- Episode no.: Season 2 Episode 16
- Directed by: James Whitmore, Jr.
- Written by: Mike Sussman; Phyllis Strong;
- Production code: 216
- Original air date: February 19, 2003

Guest appearances
- Vaughn Armstrong - Admiral Forrest; Cullen Douglas - Suliban Soldier;

Episode chronology
| ← Previous "Cease Fire" | Next → "Canamar" |
- Star Trek: Enterprise season 2

= Future Tense (Star Trek: Enterprise) =

"Future Tense" is the 42nd episode (production #216) of the television series Star Trek: Enterprise, the 16th of the second season. Set in the 22nd century of the Star Trek universe, a spaceship and its crew deal with aliens as they explore space.

The NX-01 Enterprise finds a derelict ship, apparently from the future, and is attacked by Suliban, and later Tholian, ships seeking its possession.

This episode aired on UPN on February 19, 2003. It was written by Mike Sussman and Phyllis Strong, and directed by James Whitmore, Jr. Vaughn Armstrong guest stars as Admiral Forrest, and the episode has additional music done by composer Dennis McCarthy.

== Plot ==
The discovery of a derelict pod with a long-dead human pilot opens up a mystery. Some of the crew speculate he is the first human to invent warp drive technology, Zefram Cochrane, but DNA profiling reveal the remains are not his. Commander Tucker and Lieutenant Reed examine the mysterious pod and discover, via a floor panel, that it is larger on the inside than the outside. They also recover a device from the core which still has a weak energy signature. Shortly afterwards, a Suliban ship arrives and claims salvage rights, but Captain Archer refuses to yield it without explanation. They open fire, and beam in a boarding party, but are finally repelled.

Undaunted, Enterprise then sets course to rendezvous with Tal'Kir, a Vulcan ship. Doctor Phlox's scans reveal the dead pilot has multi-generational DNA fragments from several alien species including Vulcan, Terrelian, and Rigelian. Seeking answers, Archer and Sub-Commander T'Pol enter time-traveler Agent Daniels' cabin, and they learn from his encyclopedic database that the pod is from the 31st century. Meanwhile, Tucker and Reed, on returning to the pod, get stuck in a recurring time-loop. This heightens T'Pol's concerns and she discusses the situation with Archer, who feels they must have more information on the Temporal Cold War.

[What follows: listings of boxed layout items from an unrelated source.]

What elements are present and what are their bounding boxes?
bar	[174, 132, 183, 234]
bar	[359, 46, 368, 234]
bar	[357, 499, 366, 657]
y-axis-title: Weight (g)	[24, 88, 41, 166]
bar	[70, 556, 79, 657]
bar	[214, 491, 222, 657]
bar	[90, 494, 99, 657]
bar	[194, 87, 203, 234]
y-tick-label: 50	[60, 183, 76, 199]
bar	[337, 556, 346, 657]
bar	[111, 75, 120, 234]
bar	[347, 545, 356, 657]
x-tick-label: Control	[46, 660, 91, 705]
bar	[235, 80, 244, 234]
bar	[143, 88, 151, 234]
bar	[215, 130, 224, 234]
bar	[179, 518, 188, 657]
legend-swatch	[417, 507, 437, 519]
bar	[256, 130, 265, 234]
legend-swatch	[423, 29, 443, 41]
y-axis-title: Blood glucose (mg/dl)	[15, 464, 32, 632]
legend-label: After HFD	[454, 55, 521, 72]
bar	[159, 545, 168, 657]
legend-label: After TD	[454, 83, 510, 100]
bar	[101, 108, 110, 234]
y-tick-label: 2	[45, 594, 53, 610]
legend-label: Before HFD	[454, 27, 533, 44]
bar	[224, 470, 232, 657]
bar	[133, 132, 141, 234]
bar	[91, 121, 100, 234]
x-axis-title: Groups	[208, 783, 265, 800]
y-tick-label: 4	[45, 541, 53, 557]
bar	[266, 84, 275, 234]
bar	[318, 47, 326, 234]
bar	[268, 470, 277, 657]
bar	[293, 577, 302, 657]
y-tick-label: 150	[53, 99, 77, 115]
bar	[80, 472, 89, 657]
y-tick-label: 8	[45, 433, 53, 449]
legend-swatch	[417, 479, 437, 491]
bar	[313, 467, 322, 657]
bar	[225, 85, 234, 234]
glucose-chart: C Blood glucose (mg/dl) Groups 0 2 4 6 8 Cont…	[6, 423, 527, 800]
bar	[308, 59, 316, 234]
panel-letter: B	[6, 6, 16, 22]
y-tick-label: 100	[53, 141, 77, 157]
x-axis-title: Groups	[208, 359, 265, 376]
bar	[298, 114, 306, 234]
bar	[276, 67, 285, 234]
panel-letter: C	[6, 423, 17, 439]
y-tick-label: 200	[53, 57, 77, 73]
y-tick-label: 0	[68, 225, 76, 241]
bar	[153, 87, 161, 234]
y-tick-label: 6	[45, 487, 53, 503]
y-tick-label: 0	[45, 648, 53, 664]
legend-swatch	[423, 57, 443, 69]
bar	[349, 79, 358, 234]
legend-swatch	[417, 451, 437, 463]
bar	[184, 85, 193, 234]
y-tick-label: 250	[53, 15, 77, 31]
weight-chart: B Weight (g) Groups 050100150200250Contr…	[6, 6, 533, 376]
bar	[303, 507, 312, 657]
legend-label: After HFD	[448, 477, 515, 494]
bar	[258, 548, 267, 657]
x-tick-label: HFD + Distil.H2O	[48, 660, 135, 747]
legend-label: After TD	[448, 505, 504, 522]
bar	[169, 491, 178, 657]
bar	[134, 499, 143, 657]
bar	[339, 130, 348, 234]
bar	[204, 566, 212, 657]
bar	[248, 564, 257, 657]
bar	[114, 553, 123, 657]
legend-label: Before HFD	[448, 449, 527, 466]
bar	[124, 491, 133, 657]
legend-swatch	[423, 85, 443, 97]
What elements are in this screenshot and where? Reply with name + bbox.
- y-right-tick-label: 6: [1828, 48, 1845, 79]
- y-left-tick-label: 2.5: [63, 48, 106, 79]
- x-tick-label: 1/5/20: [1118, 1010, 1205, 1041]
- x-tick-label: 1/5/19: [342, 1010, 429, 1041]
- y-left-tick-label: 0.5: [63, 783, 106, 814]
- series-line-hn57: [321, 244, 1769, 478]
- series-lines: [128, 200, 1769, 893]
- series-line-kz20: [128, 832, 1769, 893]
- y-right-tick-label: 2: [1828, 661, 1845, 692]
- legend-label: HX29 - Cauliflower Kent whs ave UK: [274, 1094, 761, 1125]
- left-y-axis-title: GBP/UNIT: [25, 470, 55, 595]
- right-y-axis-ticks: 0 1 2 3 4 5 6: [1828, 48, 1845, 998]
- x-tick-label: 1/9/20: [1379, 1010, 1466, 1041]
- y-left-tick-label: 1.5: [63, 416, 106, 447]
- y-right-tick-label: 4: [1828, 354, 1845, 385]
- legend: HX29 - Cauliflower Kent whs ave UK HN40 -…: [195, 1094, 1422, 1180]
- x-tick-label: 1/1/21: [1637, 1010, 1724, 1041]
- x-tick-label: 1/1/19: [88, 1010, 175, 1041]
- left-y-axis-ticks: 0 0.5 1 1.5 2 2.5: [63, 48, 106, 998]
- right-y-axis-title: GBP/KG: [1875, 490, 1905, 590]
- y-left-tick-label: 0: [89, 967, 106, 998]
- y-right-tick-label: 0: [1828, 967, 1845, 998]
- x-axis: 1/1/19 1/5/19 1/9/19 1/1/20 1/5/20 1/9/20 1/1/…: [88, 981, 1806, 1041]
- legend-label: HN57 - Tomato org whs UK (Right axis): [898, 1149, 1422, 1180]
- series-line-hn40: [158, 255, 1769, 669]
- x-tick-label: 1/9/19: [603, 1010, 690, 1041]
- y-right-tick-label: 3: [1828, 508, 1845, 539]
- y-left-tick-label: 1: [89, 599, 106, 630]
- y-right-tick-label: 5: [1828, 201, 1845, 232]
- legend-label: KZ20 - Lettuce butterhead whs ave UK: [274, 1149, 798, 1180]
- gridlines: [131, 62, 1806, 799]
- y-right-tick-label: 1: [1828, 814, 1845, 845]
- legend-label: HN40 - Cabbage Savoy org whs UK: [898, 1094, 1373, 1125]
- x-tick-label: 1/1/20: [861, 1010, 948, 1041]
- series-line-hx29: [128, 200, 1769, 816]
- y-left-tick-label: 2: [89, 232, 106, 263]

Tholians arrive, demanding the pod and warning Enterprise of temporal radiation. Again, Archer refuses, and they leave after he threatens to destroy it. The crew, reaching the rendezvous destination, discover that the Tholians have disabled the Tal'Kir, and soon disable Enterprise as well. The Suliban arrive and a battle ensues between them and the Tholians. The Tholians succeed in destroying the Suliban ships. After working through another time-loop, Archer and Reed booby-trap the pod and send it out into space, but the Tholians immediately disarm the device. Tucker then gets the temporal distress beacon to power up, and soon the future ship and its contents dematerialize. The Tholians leave, and Enterprise assists the Vulcan ship, as Archer's way of thanking the Vulcan High Command for their support and help.

== Production ==
The episode was originally titled "Crash Landing" before it was changed to "Future Tense".

Director James Whitmore, Jr. previously directed the episode "Acquisition"

The episode mostly used existing sets. A new set was built for the remains of the salvaged vessel, and a wall for the Suliban ship shown on the viewscreen.

== Reception ==

"Future Tense" was first broadcast February 19, 2003, on UPN.
It had a Nielsen ratings share of 	2.9/4. It had a total average audience of 	 4.62 million viewers.

Higgy Pop noted this episode as one of the time travel stories of the Star Trek franchise. The review also compares the spacecraft they discover to the TARDIS of the Doctor Who television show, noting, "The pod and the Doctor's TARDIS are both bigger on the inside than the outside, and able to travel across time."

Jammer's Reviews described the episode as "hardly informative or conclusive" but "pretty fun." Jamahl Epsicokhan said that the plot didn't "supply much that's tangible" to the temporal cold war story arc. He saw it more as "a means to an end — the means being the story-line and the end being sci-fi action" concluding that the "ideal situation" would have the "particular elements of means and end reversed."

The Digital Fix said that "Future Tense" was "one of the highlights of the season" and noted how it connected to the temporal war story arc, begun earlier in the series.

In his 2022 rewatch, Keith DeCandido of Tor.com gave it 3 out of 10.

== Releases ==
The first home media release of "Future Tense" was as part of the season two DVD box set, released in the United States on July 26, 2005. A release on Blu-ray Disc for season two occurred on August 20, 2013.